Young people’s theatres

Theatre embraces people of all talents, origins and ages. Drama classes for youth are a common facet of many regional amateur and professional groups, but a company in Chester is solely youth operated. In Chester 12 years ago, Malcolm Callaway’s daughter, Sarah Braid-Callaway, walked away from an audition she didn’t get, and she and her boyfriend decided to start their own company. For ages eight to 15, the KIDS (Kids into Drama Society) company still puts on successful productions. “Some have gone on to do movies, while others stay with it on community level, and some have actually found employment as a result,” says Callaway. “It’s a definite stepping stone.”

Teenager Aaron Webber’s performance at the Chester Playhouse a couple of years ago vaulted him into Whole New Thing, Daniel MacIvor’s 2005 film. “There are quite a few examples of that,” Chris Heide says of amateur theatre propelling people further. “It’s good to have people at that end of the pyramid, but the base is critical too.”

MauraLea Morykot, one of the three women in Cape Breton’s O Night Divine, has been involved with Island theatre for 18 years. “The beauty of this type of theatre is you can do it in this area,” she says. “Such a small production would get lost in Toronto.” As well as performing, she also teaches drama to 90 area youth. “It’s great for their self-esteem, which they will carry with them forever.”

Dalhousie University’s Susan Stackhouse says people’s No. 1 fear is speaking in public. “It’s even higher than the fear of death,” she says, “so if people, particularly kids and teenagers, can get over this early, it’ll put them in good stead for the rest of their life in all respects.” Adds Callaway: “It’s great when kids get hooked early; they interact, and theatre becomes a cool thing to do. Any skill can be used. You’ve got your jock with the hammer building stuff, others designing sets, there’s makeup—it’s all there, and it’s amazing.”

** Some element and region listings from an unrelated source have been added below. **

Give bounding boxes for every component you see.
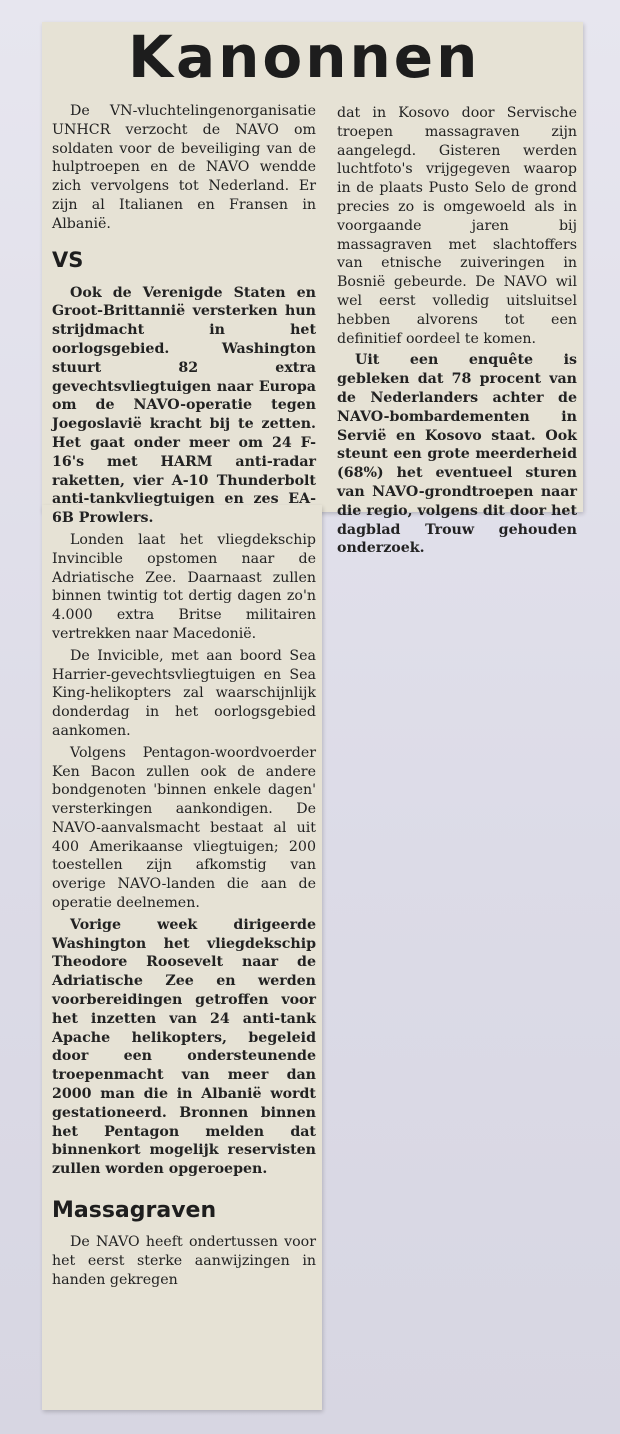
paragraph: De NAVO heeft ondertussen voor het eerst sterke aanwijzingen in handen gekregen — [52, 1234, 316, 1288]
right-column — [337, 104, 577, 561]
paragraph: Londen laat het vliegdekschip Invincible opstomen naar de Adriatische Zee. Daarnaast zullen binnen twintig tot dertig dagen zo'n 4.000 extra Britse militairen vertrekken naar Macedonië. — [52, 531, 316, 642]
left-column — [52, 102, 316, 1292]
paragraph: De Invicible, met aan boord Sea Harrier-gevechtsvliegtuigen en Sea King-helikopters zal waarschijnlijk donderdag in het oorlogsgebied aankomen. — [52, 647, 316, 739]
subheading-vs: VS — [52, 247, 84, 272]
subheading-massagraven: Massagraven — [52, 1198, 217, 1224]
headline: Kanonnen — [128, 23, 481, 91]
paragraph: De VN-vluchtelingenorganisatie UNHCR verzocht de NAVO om soldaten voor de beveiliging van de hulptroepen en de NAVO wendde zich vervolgens tot Nederland. Er zijn al Italianen en Fransen in Albanië. — [52, 103, 316, 232]
paragraph: dat in Kosovo door Servische troepen massagraven zijn aangelegd. Gisteren werden luchtfoto's vrijgegeven waarop in de plaats Pusto Selo de grond precies zo is omgewoeld als in voorgaande jaren bij massagraven met slachtoffers van etnische zuiveringen in Bosnië gebeurde. De NAVO wil wel eerst volledig uitsluitsel hebben alvorens tot een definitief oordeel te komen. — [337, 105, 577, 347]
paragraph: Ook de Verenigde Staten en Groot-Brittannië versterken hun strijdmacht in het oorlogsgebied. Washington stuurt 82 extra gevechtsvliegtuigen naar Europa om de NAVO-operatie tegen Joegoslavië kracht bij te zetten. Het gaat onder meer om 24 F-16's met HARM anti-radar raketten, vier A-10 Thunderbolt anti-tankvliegtuigen en zes EA-6B Prowlers. — [52, 284, 316, 527]
paragraph: Vorige week dirigeerde Washington het vliegdekschip Theodore Roosevelt naar de Adriatische Zee en werden voorbereidingen getroffen voor het inzetten van 24 anti-tank Apache helikopters, begeleid door een ondersteunende troepenmacht van meer dan 2000 man die in Albanië wordt gestationeerd. Bronnen binnen het Pentagon melden dat binnenkort mogelijk reservisten zullen worden opgeroepen. — [52, 916, 316, 1178]
paragraph: Volgens Pentagon-woordvoerder Ken Bacon zullen ook de andere bondgenoten 'binnen enkele dagen' versterkingen aankondigen. De NAVO-aanvalsmacht bestaat al uit 400 Amerikaanse vliegtuigen; 200 toestellen zijn afkomstig van overige NAVO-landen die aan de operatie deelnemen. — [52, 744, 316, 912]
paragraph: Uit een enquête is gebleken dat 78 procent van de Nederlanders achter de NAVO-bombardementen in Servië en Kosovo staat. Ook steunt een grote meerderheid (68%) het eventueel sturen van NAVO-grondtroepen naar die regio, volgens dit door het dagblad Trouw gehouden onderzoek. — [337, 352, 577, 557]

Across Atlantic Canada, there are many people such as Bette Douglas who are dedicated to community theatre. At 70 she still opens and closes the doors to productions of the Tantramar Theatre Society (902-667-7002) in Amherst, N.S. The Society also has a young company that performs a musical for the elementary schools twice a year. “People love to laugh and be entertained,” says Douglas. “When I listen to the audience, hear the laughter, watch 150 children enthralled with live theatre—well, that’s my raison d’être.”